– Будем переодеваться? – удивилась Кира.
Магазин был прямо за забором, и они часто бегали туда прямо в халатах, хотя это и запрещалось.
– Не.
В раздевалке Галя шагнула к углу между окном и шкафчиками. Там, привалившись к стене, стоял полуметровый сверток.
– Это что? – удивилась Кира.
Галя смахнула с плеча черную косу, и та зазмеилась по синей ткани халата.
– Виноград.
Опустившись на колени, Кира аккуратно размотала тряпки. Черенок торчал из пакета с землей: живые белые корни клубились, стесненные пластиком. Вверху тугую красноватую ветку украшали четыре кружевных листка.
– Откуда? – спросила Кира, любовно касаясь пальцами тонких листьев.
– Максуд привез, – сказала Галя тихо, будто боялась спугнуть дрожащую у виска стрекозу. Потом добавила обычным голосом: – Для сада.
Оставшуюся часть дня Кира то и дело возвращалась мыслями к винограду. Она представляла, как они с Галей высадят его на холме, и грезила о выброшенных во все стороны лозах, ползущих по земле и под землей, пронизывающих живой организм сада, как сосуды и капилляры пронизывают человеческое тело, гоняя по нему кислород и питательные вещества.
Галя рассказала Кире, что Максуд привез саженец еще две недели назад и долго постепенно приучал его к солнцу и ветру.
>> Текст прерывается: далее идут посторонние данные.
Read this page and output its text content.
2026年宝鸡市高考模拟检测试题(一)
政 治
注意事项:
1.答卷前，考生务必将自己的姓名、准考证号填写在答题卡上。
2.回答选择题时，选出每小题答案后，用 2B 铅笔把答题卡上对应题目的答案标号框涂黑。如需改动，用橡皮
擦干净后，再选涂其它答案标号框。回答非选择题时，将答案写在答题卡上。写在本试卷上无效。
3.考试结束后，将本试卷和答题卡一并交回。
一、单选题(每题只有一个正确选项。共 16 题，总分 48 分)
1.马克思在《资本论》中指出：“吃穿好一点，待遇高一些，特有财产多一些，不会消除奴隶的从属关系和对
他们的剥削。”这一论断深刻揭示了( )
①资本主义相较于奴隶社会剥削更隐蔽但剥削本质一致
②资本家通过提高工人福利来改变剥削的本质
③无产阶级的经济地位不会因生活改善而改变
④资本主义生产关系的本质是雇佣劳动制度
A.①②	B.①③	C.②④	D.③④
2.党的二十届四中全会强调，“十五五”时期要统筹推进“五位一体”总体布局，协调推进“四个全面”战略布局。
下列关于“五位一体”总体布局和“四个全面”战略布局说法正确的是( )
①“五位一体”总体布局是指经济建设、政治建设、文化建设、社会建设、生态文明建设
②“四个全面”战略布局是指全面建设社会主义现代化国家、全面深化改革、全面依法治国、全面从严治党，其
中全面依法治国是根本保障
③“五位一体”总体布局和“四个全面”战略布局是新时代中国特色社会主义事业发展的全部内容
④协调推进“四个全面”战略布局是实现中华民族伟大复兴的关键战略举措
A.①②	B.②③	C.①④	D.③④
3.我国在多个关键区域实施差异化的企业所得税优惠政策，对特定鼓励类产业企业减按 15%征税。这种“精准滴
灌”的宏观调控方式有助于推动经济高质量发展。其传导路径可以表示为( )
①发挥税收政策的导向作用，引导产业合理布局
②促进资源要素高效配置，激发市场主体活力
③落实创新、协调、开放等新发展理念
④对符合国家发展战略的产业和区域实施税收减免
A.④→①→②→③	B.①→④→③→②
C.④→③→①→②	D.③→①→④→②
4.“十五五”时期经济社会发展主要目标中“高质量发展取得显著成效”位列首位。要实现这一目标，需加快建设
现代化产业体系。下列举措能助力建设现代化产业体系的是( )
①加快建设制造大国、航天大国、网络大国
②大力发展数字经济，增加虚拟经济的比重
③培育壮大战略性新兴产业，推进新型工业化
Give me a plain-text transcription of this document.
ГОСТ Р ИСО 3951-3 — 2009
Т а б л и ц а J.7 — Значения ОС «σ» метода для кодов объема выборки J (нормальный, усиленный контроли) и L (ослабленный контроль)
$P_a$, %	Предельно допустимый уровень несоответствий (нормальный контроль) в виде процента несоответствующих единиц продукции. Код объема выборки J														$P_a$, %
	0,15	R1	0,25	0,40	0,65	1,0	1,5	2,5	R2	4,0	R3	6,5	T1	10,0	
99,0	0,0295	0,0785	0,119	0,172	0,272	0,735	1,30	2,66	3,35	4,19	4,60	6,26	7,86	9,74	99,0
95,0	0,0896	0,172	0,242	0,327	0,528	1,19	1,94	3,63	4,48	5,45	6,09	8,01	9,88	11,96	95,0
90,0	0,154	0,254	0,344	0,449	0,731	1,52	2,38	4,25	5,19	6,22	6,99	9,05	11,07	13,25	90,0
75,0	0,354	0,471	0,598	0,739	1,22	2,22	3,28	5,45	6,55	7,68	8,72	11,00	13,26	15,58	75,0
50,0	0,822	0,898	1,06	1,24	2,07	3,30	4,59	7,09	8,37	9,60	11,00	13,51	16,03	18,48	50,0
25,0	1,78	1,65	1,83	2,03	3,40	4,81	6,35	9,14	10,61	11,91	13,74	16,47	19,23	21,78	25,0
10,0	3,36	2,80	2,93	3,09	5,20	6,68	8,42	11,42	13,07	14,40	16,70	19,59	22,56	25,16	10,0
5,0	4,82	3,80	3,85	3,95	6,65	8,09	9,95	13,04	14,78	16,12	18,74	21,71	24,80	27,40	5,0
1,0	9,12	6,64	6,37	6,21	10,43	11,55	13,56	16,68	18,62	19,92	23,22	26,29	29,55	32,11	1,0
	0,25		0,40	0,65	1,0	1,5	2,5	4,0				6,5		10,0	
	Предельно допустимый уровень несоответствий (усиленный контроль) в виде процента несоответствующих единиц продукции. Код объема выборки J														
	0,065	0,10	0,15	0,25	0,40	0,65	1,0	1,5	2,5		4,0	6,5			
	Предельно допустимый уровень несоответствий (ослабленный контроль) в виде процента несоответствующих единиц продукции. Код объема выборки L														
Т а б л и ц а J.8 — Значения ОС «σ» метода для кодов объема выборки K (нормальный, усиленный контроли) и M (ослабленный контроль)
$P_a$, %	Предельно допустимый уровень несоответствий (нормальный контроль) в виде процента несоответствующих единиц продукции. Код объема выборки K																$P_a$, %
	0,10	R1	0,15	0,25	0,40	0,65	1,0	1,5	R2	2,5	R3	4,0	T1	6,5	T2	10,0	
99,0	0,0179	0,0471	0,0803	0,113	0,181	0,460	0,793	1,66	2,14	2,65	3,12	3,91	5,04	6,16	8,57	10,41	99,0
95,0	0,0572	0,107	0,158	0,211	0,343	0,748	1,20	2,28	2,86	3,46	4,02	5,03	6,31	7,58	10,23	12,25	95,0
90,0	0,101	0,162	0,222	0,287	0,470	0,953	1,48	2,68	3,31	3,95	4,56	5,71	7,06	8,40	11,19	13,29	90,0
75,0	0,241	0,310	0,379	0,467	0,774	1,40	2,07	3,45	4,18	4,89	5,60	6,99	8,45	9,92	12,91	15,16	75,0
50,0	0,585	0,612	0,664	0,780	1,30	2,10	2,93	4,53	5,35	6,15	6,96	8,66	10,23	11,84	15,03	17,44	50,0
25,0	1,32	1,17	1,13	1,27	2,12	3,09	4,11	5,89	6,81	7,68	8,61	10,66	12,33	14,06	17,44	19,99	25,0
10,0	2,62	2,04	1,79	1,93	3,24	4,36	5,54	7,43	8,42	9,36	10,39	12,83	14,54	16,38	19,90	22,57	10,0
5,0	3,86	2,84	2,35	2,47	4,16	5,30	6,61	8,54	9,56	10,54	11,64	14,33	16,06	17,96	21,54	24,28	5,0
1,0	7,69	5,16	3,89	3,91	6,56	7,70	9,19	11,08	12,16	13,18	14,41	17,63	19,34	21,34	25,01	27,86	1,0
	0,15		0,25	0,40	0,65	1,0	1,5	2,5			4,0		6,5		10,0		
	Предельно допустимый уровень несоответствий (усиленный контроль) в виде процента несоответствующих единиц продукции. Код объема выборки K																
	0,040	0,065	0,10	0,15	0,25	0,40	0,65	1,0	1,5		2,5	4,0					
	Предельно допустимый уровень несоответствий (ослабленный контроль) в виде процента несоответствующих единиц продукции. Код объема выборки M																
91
На два часа в день он выносил саженец в тень, а когда листья окрепли, передвинул под неяркий, разбрызганный ветками свет. Теперь, когда растение достаточно закалилось, его можно было высаживать в открытый грунт. Галя с Кирой договорились, что сделают это после работы, вперед всех домашних обязанностей.
Слава застал Киру в прихожей. Напялив замызганную ветровку, она торопилась в сад.
– Слушай-ка, – начал он, растягивая слова. – Вот ты со своими цветами возишься, а люди готовы за это деньги платить.
Он говорил про Серегу Зорева, хозяина фермы. Зорев родился и вырос в Горячем, попал в армию, потом на войну, сначала как призывник, потом контрактником, прошел всю вторую чеченскую. В поселке долго не появлялся, а потом приехал с деньгами. Кира хорошо знала его мать: та страшно любила наряжаться и даже в магазин выходила как на танцы – накрашенная и на каблуках, а еще она давала ссуды под большие проценты. Говорили, что она записывает должниц в толстую тетрадку и нет такой женщины в поселке, чье имя хотя бы раз не было выведено старческой рукой на разлинованной бумаге.
– Зорев, – продолжал Слава, – ищет, кто бы помог ему организовать участок – рассадить деревья, спланировать клумбы и все такое, – и я предложил тебя.
Галя ждала Киру у подъезда. Вручив ей саженец, она забросила на плечо лопату и поспешила к холму. Прижав виноград к груди, Кира поднималась за ней к солнечному свету. Они еще днем определили место – сразу за длинной шеренгой рудбекий, на границе золотого и зеленого – и теперь выкопали там небольшую яму. Укрыв дно мелкими камешками, они опустили саженец в эту земляную люльку.
Кира ничего не знала про Зорева, но, когда приходила к его матери просить до зарплаты, видела армейские фотографии. Снимки висели на зеркальных створках трельяжа в коридоре, обрамленные пыльными букетами сухоцветов. На одном из них был запечатлен лежащий в траве юноша. Он опирался на локоть, выкинув вперед правую руку. На смуглом лице играла улыбка, но темные глаза застыли, глядя на недоступную точку где-то вдали. Козырек фуражки бросал на лоб полукруглую тень, отчего лицо казалось каким-то незавершенным.
– Ты когда-нибудь видела косулю? – укрывая яму дерном, спросила Кира.
– Это вроде оленя? – уточнила Галя. – Ну видела когда-то, хотя и не помню где.
– А я живьем никогда. – Кира впечатала ладони в рыхлую землю, и грунт вылез между пальцами. – Я вообще ничего не видела.